Salve ho 19 anni e da un anno vivo all'estero con mia mamma e il mio ragazzo, premetto che vivere qui non è stato semplice dall'inizio ma avendo trovato lavoro mi sentivo più spensierata e riuscivo ad affrontare meglio il fatto di trovarmi lontana da casa. Di mio sono una ragazza abbastanza solare ma mi è capitato spesso di dover far fronte ai miei momenti di "crisi psicologica" quando qualcosa mi tormentava, ci sono periodi in cui perdo totalmente la fiducia in me stessa ma ciò non mi ha mai preoccupata più di tanto visto che questi crolli emotivi duravano al massimo una mezza giornata, il punto è che da due mesi a questa parte non lavoro, mi sento come in prigione dato che rimango a casa 24 ore su 24, e ho iniziato a pensare assiduamente, specialmente la notte a tutto ciò che mi infligge timore e mi rende triste tanto da arrivare a piangere,penso alla mia morte o dei miei cari, alla paura di ammalarmi gravemente o al fatto che nella vita non arriverò mai ai miei obbiettivi e non potendo fare delle visite mediche il timore sale ancor di più. Ci sono momenti in cui mi convinco del fatto che io soffra solo di una forma di depressione e che effettivamente non ho sintomi che mi possano portare a pensare di avere una grave malattia ,non voglio dire che il fatto di sentirmi solo depressa mi rincuori ma semplicemente che se la sera vado a letto pensando di poter avere una grave malattia la mattima mi prendo per stupida da sola. Ho un bellissimo rapporto con mia madre e ne ho parlato apertamente anche con lei, ma lei crede sia un periodo ( lo spero fortemente ) . Vi sarei molto grata se qualcuno tra voi esperti riuscisse a darmi un parere sulla mia situazione. È solo una crisi di passaggio ? È una situazione legata in qualche modo alla mia infanzia senza che io me ne possa rendere conto ? ( I miei sono separati da quando avevo 7 anni per atti di violenza e da quel momento la mia famiglia si è divisa completamente anche se ho un affettusissimo rapporto con loro, viviamo tutti molto distanti) non voglio recarvi disturbo con quello che apparentemene può sembrare una sciocchezza semplicemente mi preoccupa il fatto che mi sento emotivamente in squilibrio. Grazie anticipatamente.

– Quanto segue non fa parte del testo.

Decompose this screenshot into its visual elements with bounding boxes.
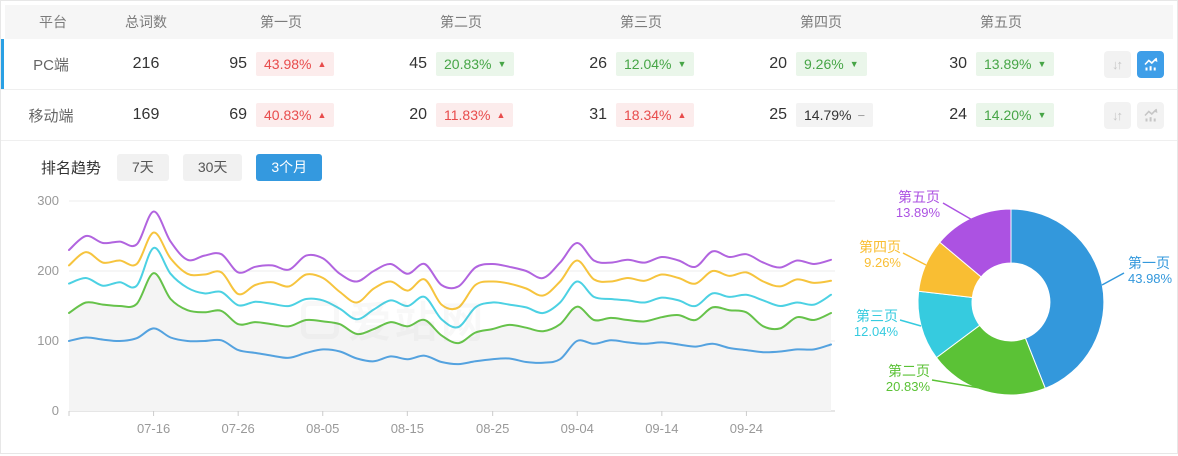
pie-label-value: 43.98%	[1128, 271, 1173, 286]
page3-count: 26	[589, 55, 607, 72]
page2-count: 45	[409, 55, 427, 72]
page4-count: 25	[769, 106, 787, 123]
trend-chart-icon	[1143, 108, 1157, 122]
pie-label-value: 13.89%	[895, 205, 940, 220]
header-page4: 第四页	[800, 14, 842, 30]
change-badge: 11.83% ▲	[436, 103, 514, 127]
table-row-pc[interactable]: PC端 216 95 43.98% ▲ 45 20.83% ▼ 26 12.04% ▼…	[1, 39, 1177, 90]
show-trend-chart-button[interactable]	[1137, 101, 1164, 129]
page1-count: 95	[229, 55, 247, 72]
page1-count: 69	[229, 106, 247, 123]
change-badge: 14.20% ▼	[976, 103, 1055, 127]
svg-text:200: 200	[37, 263, 59, 278]
svg-text:300: 300	[37, 193, 59, 208]
svg-text:09-24: 09-24	[730, 421, 763, 436]
trend-title: 排名趋势	[41, 159, 102, 177]
change-badge: 12.04% ▼	[616, 52, 695, 76]
pie-label-name: 第五页	[898, 189, 940, 205]
trend-section-header: 排名趋势 7天 30天 3个月	[41, 153, 1177, 181]
pie-label-name: 第三页	[856, 308, 898, 324]
selected-row-indicator	[1, 90, 4, 140]
change-badge: 40.83% ▲	[256, 103, 335, 127]
change-badge: 43.98% ▲	[256, 52, 335, 76]
sort-button[interactable]: ↓↑	[1104, 50, 1131, 78]
sort-arrows-icon: ↓↑	[1112, 56, 1123, 72]
pie-label-value: 12.04%	[853, 324, 898, 339]
sort-button[interactable]: ↓↑	[1104, 101, 1131, 129]
header-page2: 第二页	[440, 14, 482, 30]
pie-label-value: 9.26%	[864, 255, 901, 270]
trend-line-chart: 0 100 200 300 07-16 07-26 08-05 08-15 08-25 09-04…	[37, 193, 835, 436]
show-trend-chart-button[interactable]	[1137, 50, 1164, 78]
svg-text:09-14: 09-14	[645, 421, 678, 436]
pie-label-name: 第四页	[859, 239, 901, 255]
svg-text:07-26: 07-26	[222, 421, 255, 436]
range-tab-3m[interactable]: 3个月	[256, 153, 323, 181]
table-header: 平台 总词数 第一页 第二页 第三页 第四页 第五页	[5, 5, 1173, 39]
change-badge: 14.79% −	[796, 103, 874, 127]
header-page1: 第一页	[260, 14, 302, 30]
svg-text:08-15: 08-15	[391, 421, 424, 436]
page4-count: 20	[769, 55, 787, 72]
sort-arrows-icon: ↓↑	[1112, 107, 1123, 123]
pie-label-page2: 第二页 20.83%	[866, 363, 930, 395]
platform-label: 移动端	[28, 107, 74, 125]
page2-count: 20	[409, 106, 427, 123]
trend-chart-icon	[1143, 57, 1157, 71]
svg-text:08-05: 08-05	[306, 421, 339, 436]
svg-text:08-25: 08-25	[476, 421, 509, 436]
page5-count: 30	[949, 55, 967, 72]
range-tab-7d[interactable]: 7天	[117, 153, 169, 181]
header-page5: 第五页	[980, 14, 1022, 30]
pie-label-name: 第二页	[888, 363, 930, 379]
header-platform: 平台	[39, 14, 67, 30]
pie-label-page1: 第一页 43.98%	[1128, 255, 1172, 287]
header-total-words: 总词数	[125, 14, 167, 30]
page-distribution-donut	[899, 202, 1125, 396]
pie-label-value: 20.83%	[885, 379, 930, 394]
svg-text:100: 100	[37, 333, 59, 348]
table-row-mobile[interactable]: 移动端 169 69 40.83% ▲ 20 11.83% ▲ 31 18.34% ▲…	[1, 90, 1177, 141]
change-badge: 18.34% ▲	[616, 103, 695, 127]
selected-row-indicator	[1, 39, 4, 89]
svg-text:0: 0	[52, 403, 59, 418]
pie-label-page4: 第四页 9.26%	[849, 239, 901, 271]
pie-label-page3: 第三页 12.04%	[846, 308, 898, 340]
pie-label-name: 第一页	[1128, 255, 1170, 271]
page5-count: 24	[949, 106, 967, 123]
change-badge: 9.26% ▼	[796, 52, 867, 76]
page3-count: 31	[589, 106, 607, 123]
total-words-value: 216	[132, 55, 160, 72]
svg-text:09-04: 09-04	[561, 421, 594, 436]
change-badge: 20.83% ▼	[436, 52, 515, 76]
total-words-value: 169	[132, 106, 160, 123]
range-tab-30d[interactable]: 30天	[182, 153, 243, 181]
header-page3: 第三页	[620, 14, 662, 30]
pie-label-page5: 第五页 13.89%	[888, 189, 940, 221]
change-badge: 13.89% ▼	[976, 52, 1055, 76]
platform-label: PC端	[33, 56, 69, 74]
svg-text:07-16: 07-16	[137, 421, 170, 436]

  2 Risposte pubblicate per questa domanda

Dott.ssa Maria Rosaria Tamborrino Inserita il 10/02/2016 - 00:19

Cara Julia,
da quanto lei scrive emerge la sua sofferenza sul piano emotivo in questo periodo particolare della sua vita. Tuttavia, è difficile darle una risposta con così pochi elementi.
Potrebbe esserle utile chiedere una consulenza ad uno psicologo/psicoterapeuta della sua zona, in modo possa aiutarla a fare chiarezza sulla sua situazione e a fronteggiarla al meglio.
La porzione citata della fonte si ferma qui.